Sometimes I face this problem too, though I'm sure I didn't touch system reparse points.
I think there is a way to reliably detect that folders are the same. You should remember file system indexes for processed folders. If two files or folders have same indexes it is the same file system object. Even if there's no access to problematic junctions themselves, this will help to ignore their subfolders. This code reads file indexes (which are unique per file within a volume) and compares them:
Code: Select all
wchar_t buf[MAX_PATH];
ExpandEnvironmentStrings(L"%LOCALAPPDATA%\\GHISLER", buf, ARRAYSIZE(buf));
HANDLE h1 = CreateFile(buf, GENERIC_READ, FILE_SHARE_READ, nullptr, OPEN_EXISTING, FILE_FLAG_BACKUP_SEMANTICS, nullptr);
DWORD e1 = GetLastError();
BY_HANDLE_FILE_INFORMATION bhfi1;
GetFileInformationByHandle(h1, &bhfi1);
CloseHandle(h1);
ExpandEnvironmentStrings(L"%LOCALAPPDATA%\\Application Data\\GHISLER", buf, ARRAYSIZE(buf));
HANDLE h2 = CreateFile(buf, GENERIC_READ, FILE_SHARE_READ, nullptr, OPEN_EXISTING, FILE_FLAG_BACKUP_SEMANTICS, nullptr);
DWORD e2 = GetLastError();
BY_HANDLE_FILE_INFORMATION bhfi2;
GetFileInformationByHandle(h2, &bhfi2);
CloseHandle(h2);
bool areSame = bhfi1.nFileIndexLow == bhfi2.nFileIndexLow && bhfi1.nFileIndexHigh == bhfi2.nFileIndexHigh;
Here FILE_FLAG_BACKUP_SEMANTICS flag is required to obtain a directory handle.

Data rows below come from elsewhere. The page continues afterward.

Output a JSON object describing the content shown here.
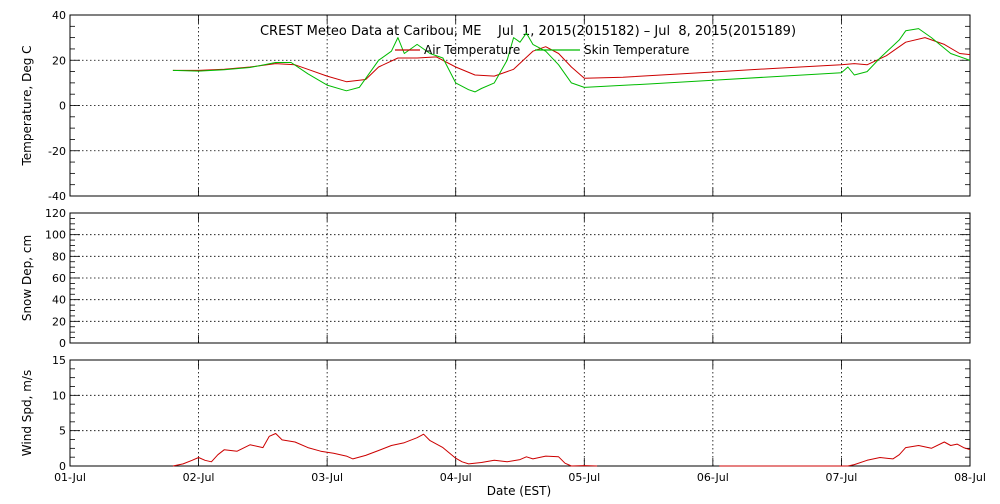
{
  "title": "CREST Meteo Data at Caribou, ME    Jul  1, 2015(2015182) – Jul  8, 2015(2015189)",
  "xlabel": "Date (EST)",
  "x_ticks": [
    "01-Jul",
    "02-Jul",
    "03-Jul",
    "04-Jul",
    "05-Jul",
    "06-Jul",
    "07-Jul",
    "08-Jul"
  ],
  "colors": {
    "air": "#cc0000",
    "skin": "#00bb00",
    "wind": "#cc0000",
    "grid": "#000000"
  },
  "chart_data": [
    {
      "type": "line",
      "ylabel": "Temperature, Deg C",
      "xlim": [
        0,
        7
      ],
      "ylim": [
        -40,
        40
      ],
      "y_ticks": [
        -40,
        -20,
        0,
        20,
        40
      ],
      "grid": true,
      "legend_position": "top-right",
      "series": [
        {
          "name": "Air Temperature",
          "points": [
            [
              0.8,
              15.5
            ],
            [
              1.0,
              15.5
            ],
            [
              1.2,
              16
            ],
            [
              1.4,
              17
            ],
            [
              1.6,
              18.5
            ],
            [
              1.75,
              18
            ],
            [
              1.85,
              16
            ],
            [
              2.0,
              13
            ],
            [
              2.15,
              10.5
            ],
            [
              2.3,
              11.5
            ],
            [
              2.4,
              17
            ],
            [
              2.55,
              21
            ],
            [
              2.7,
              21
            ],
            [
              2.85,
              21.5
            ],
            [
              3.0,
              17
            ],
            [
              3.15,
              13.5
            ],
            [
              3.3,
              13
            ],
            [
              3.45,
              16
            ],
            [
              3.6,
              24
            ],
            [
              3.7,
              26
            ],
            [
              3.8,
              23
            ],
            [
              3.9,
              17
            ],
            [
              4.0,
              12
            ],
            [
              4.3,
              12.5
            ],
            [
              4.7,
              13.8
            ],
            [
              5.0,
              14.8
            ],
            [
              5.5,
              16.5
            ],
            [
              6.0,
              18
            ],
            [
              6.1,
              18.5
            ],
            [
              6.2,
              18
            ],
            [
              6.35,
              22
            ],
            [
              6.5,
              28
            ],
            [
              6.65,
              30
            ],
            [
              6.8,
              27
            ],
            [
              6.92,
              23
            ],
            [
              7.0,
              22.5
            ]
          ]
        },
        {
          "name": "Skin Temperature",
          "points": [
            [
              0.8,
              15.5
            ],
            [
              1.0,
              15.2
            ],
            [
              1.2,
              15.8
            ],
            [
              1.4,
              16.8
            ],
            [
              1.6,
              19
            ],
            [
              1.72,
              19
            ],
            [
              1.85,
              14
            ],
            [
              2.0,
              9
            ],
            [
              2.15,
              6.5
            ],
            [
              2.25,
              8
            ],
            [
              2.4,
              20
            ],
            [
              2.5,
              24
            ],
            [
              2.55,
              30
            ],
            [
              2.6,
              23
            ],
            [
              2.7,
              27
            ],
            [
              2.8,
              23
            ],
            [
              2.9,
              21
            ],
            [
              3.0,
              10
            ],
            [
              3.1,
              7
            ],
            [
              3.15,
              6
            ],
            [
              3.2,
              7.5
            ],
            [
              3.3,
              10
            ],
            [
              3.4,
              20
            ],
            [
              3.45,
              30
            ],
            [
              3.5,
              28
            ],
            [
              3.55,
              32
            ],
            [
              3.6,
              27
            ],
            [
              3.7,
              24
            ],
            [
              3.8,
              18
            ],
            [
              3.9,
              10
            ],
            [
              4.0,
              8
            ],
            [
              4.5,
              9.5
            ],
            [
              5.0,
              11.2
            ],
            [
              5.5,
              12.8
            ],
            [
              6.0,
              14.5
            ],
            [
              6.05,
              17
            ],
            [
              6.1,
              13.5
            ],
            [
              6.2,
              15
            ],
            [
              6.3,
              21
            ],
            [
              6.45,
              29
            ],
            [
              6.5,
              33
            ],
            [
              6.6,
              34
            ],
            [
              6.7,
              30
            ],
            [
              6.85,
              23
            ],
            [
              7.0,
              20
            ]
          ]
        }
      ]
    },
    {
      "type": "line",
      "ylabel": "Snow Dep, cm",
      "xlim": [
        0,
        7
      ],
      "ylim": [
        0,
        120
      ],
      "y_ticks": [
        0,
        20,
        40,
        60,
        80,
        100,
        120
      ],
      "grid": true,
      "series": []
    },
    {
      "type": "line",
      "ylabel": "Wind Spd, m/s",
      "xlim": [
        0,
        7
      ],
      "ylim": [
        0,
        15
      ],
      "y_ticks": [
        0,
        5,
        10,
        15
      ],
      "grid": true,
      "series": [
        {
          "points": [
            [
              0.8,
              0
            ],
            [
              0.88,
              0.3
            ],
            [
              0.95,
              0.8
            ],
            [
              1.0,
              1.2
            ],
            [
              1.05,
              0.8
            ],
            [
              1.1,
              0.6
            ],
            [
              1.15,
              1.6
            ],
            [
              1.2,
              2.3
            ],
            [
              1.3,
              2.1
            ],
            [
              1.4,
              3.0
            ],
            [
              1.5,
              2.6
            ],
            [
              1.55,
              4.2
            ],
            [
              1.6,
              4.6
            ],
            [
              1.65,
              3.7
            ],
            [
              1.75,
              3.4
            ],
            [
              1.85,
              2.6
            ],
            [
              1.95,
              2.1
            ],
            [
              2.05,
              1.8
            ],
            [
              2.15,
              1.4
            ],
            [
              2.2,
              1.0
            ],
            [
              2.3,
              1.5
            ],
            [
              2.4,
              2.2
            ],
            [
              2.5,
              2.9
            ],
            [
              2.6,
              3.3
            ],
            [
              2.7,
              4.0
            ],
            [
              2.75,
              4.5
            ],
            [
              2.8,
              3.6
            ],
            [
              2.9,
              2.6
            ],
            [
              3.0,
              1.1
            ],
            [
              3.05,
              0.6
            ],
            [
              3.1,
              0.3
            ],
            [
              3.2,
              0.5
            ],
            [
              3.3,
              0.8
            ],
            [
              3.4,
              0.6
            ],
            [
              3.5,
              0.9
            ],
            [
              3.55,
              1.3
            ],
            [
              3.6,
              1.0
            ],
            [
              3.7,
              1.4
            ],
            [
              3.8,
              1.3
            ],
            [
              3.85,
              0.4
            ],
            [
              3.9,
              0
            ],
            [
              4.0,
              0.05
            ],
            [
              4.1,
              0
            ]
          ]
        },
        {
          "points": [
            [
              5.05,
              0
            ],
            [
              6.05,
              0
            ],
            [
              6.1,
              0.2
            ],
            [
              6.2,
              0.8
            ],
            [
              6.3,
              1.2
            ],
            [
              6.4,
              1.0
            ],
            [
              6.45,
              1.6
            ],
            [
              6.5,
              2.6
            ],
            [
              6.6,
              2.9
            ],
            [
              6.7,
              2.5
            ],
            [
              6.8,
              3.4
            ],
            [
              6.85,
              2.9
            ],
            [
              6.9,
              3.1
            ],
            [
              6.95,
              2.6
            ],
            [
              7.0,
              2.3
            ]
          ]
        }
      ]
    }
  ]
}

You can also compare dwVolumeSerialNumber values to check that two folders are within same volume, but it seems that it is possible for two volumes to have same serial number (it is incorrect and may cause various problems but it is possible).
Perhaps to avoid loops it is enough to keep such "hashes" for folders that form current path, but keeping "hashes" for all processed folders will also allow to ignore folders if they were already accessed via another route.